The other highly enriched category is chromatin organization, in particular histone exchange. We identified 8 genes belonging to the SWR1 complex (SWC3, SWC5, SWR1, VPS72, ARP6, VPS71, YAF9, HTZ1) responsible for exchanging histone variant H2AZ (HTZ1) for histone H2A in nucleosomes and involved in transcriptional regulation through prevention of the spread of silent heterochromatin [51], [52].
The Mn2+ resistant gene network is enriched in the GO categories of mitochondrial organization/translation, vacuolar organization and membrane fusion (Fig. 1D).
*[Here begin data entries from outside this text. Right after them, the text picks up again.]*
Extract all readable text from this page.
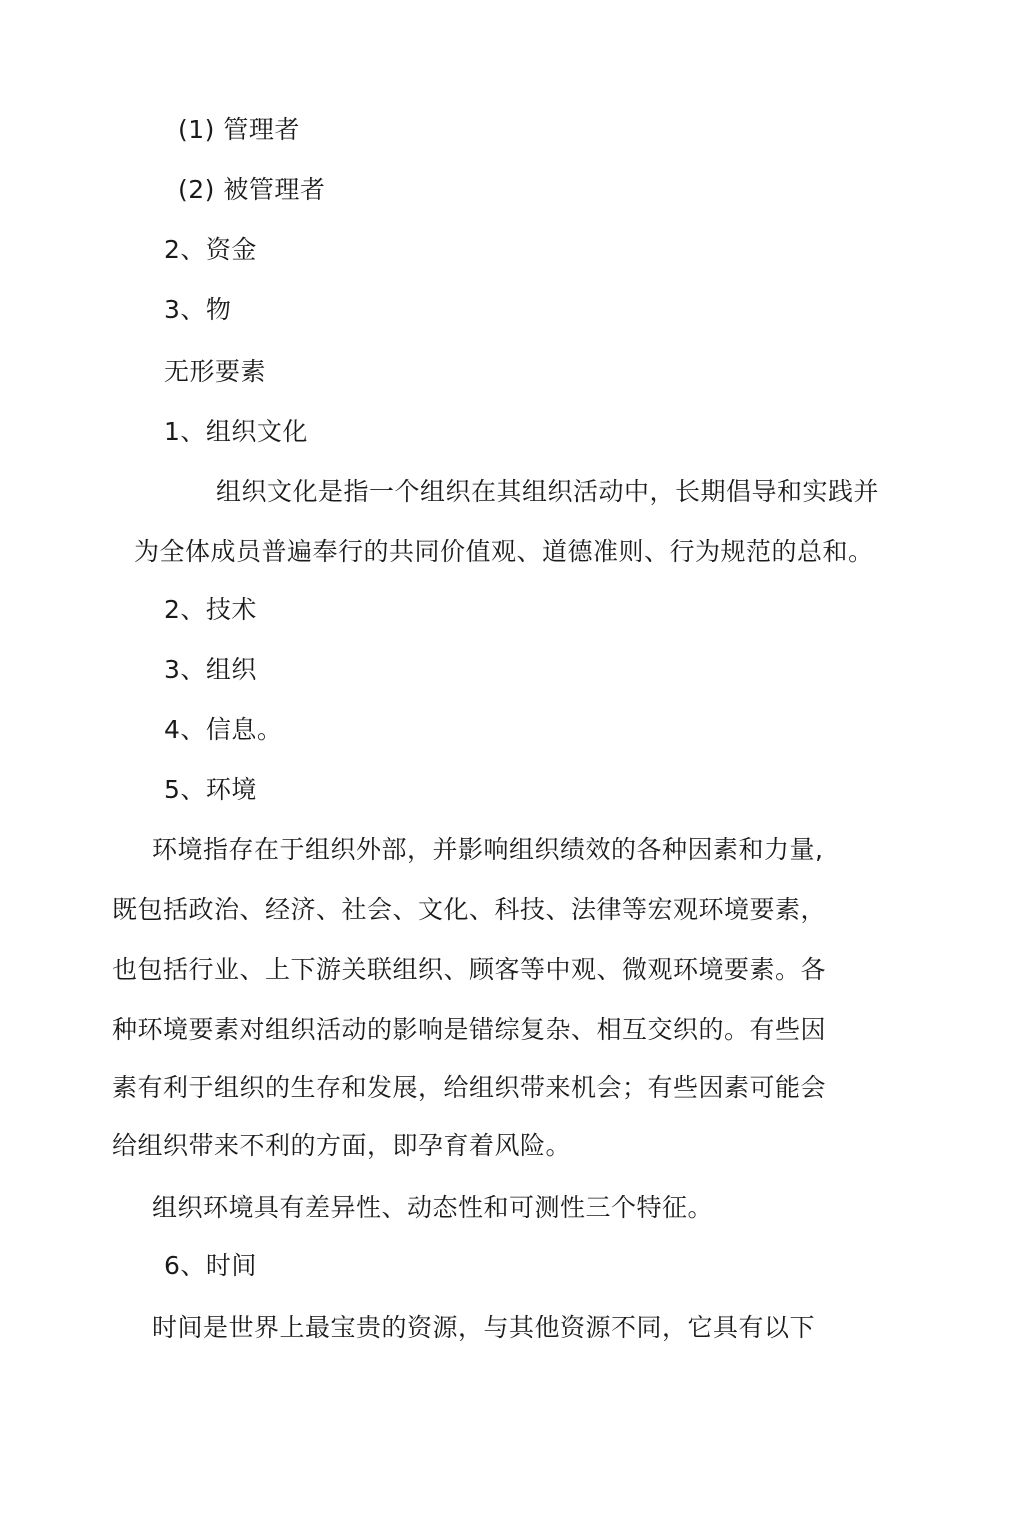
(1) 管理者
(2) 被管理者
2、资金
3、物
无形要素
1、组织文化
组织文化是指一个组织在其组织活动中，长期倡导和实践并
为全体成员普遍奉行的共同价值观、道德准则、行为规范的总和。
2、技术
3、组织
4、信息。
5、环境
环境指存在于组织外部，并影响组织绩效的各种因素和力量,
既包括政治、经济、社会、文化、科技、法律等宏观环境要素，
也包括行业、上下游关联组织、顾客等中观、微观环境要素。各
种环境要素对组织活动的影响是错综复杂、相互交织的。有些因
素有利于组织的生存和发展，给组织带来机会；有些因素可能会
给组织带来不利的方面，即孕育着风险。
组织环境具有差异性、动态性和可测性三个特征。
6、时间
时间是世界上最宝贵的资源，与其他资源不同，它具有以下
Among the most resistant deletion strains, we identified the vacuolar transporter chaperone (VTC) complex members VTC1, VTC2 and VTC3, involved in membrane trafficking, vacuolar polyphosphate accumulation, microautophagy and non-autophagic vacuolar fusion [53], [54], [55], [56], and the class II histone deacetylase complex members HDA1, HDA2 and HDA3.
These findings expand our knowledge of manganese homeostasis in yeast, confirming the importance of the secretory pathway, the vacuole and the mitochondria in Mn2+ homeostasis and detoxification, and suggest a new role for chromatin remodeling and histone exchange/modification pathways.
Ypk9 deletion modifies manganese tolerance of a subset of genes
Having established a comprehensive set of yeast deletion strains that are either sensitive or resistant to manganese, we next asked whether these phenotypes were dependent on Ypk9 function. To assess this, we performed a genetic epistasis analysis by generating double knockouts (yeast deletion conferring manganese resistance or sensitivity + ypk9Δ) and compared Mn2+ tolerance of the double mutant strains to baseline phenotypes of each single deletion strain. The baseline phenotypes for the double KOs were normal growth on control plates, and 35% and 83% growth defect on 12 mM and 25 mM Mn containing plates, respectively. The same thresholds described for the single KOs were applied to identify sensitive and resistant double KOs.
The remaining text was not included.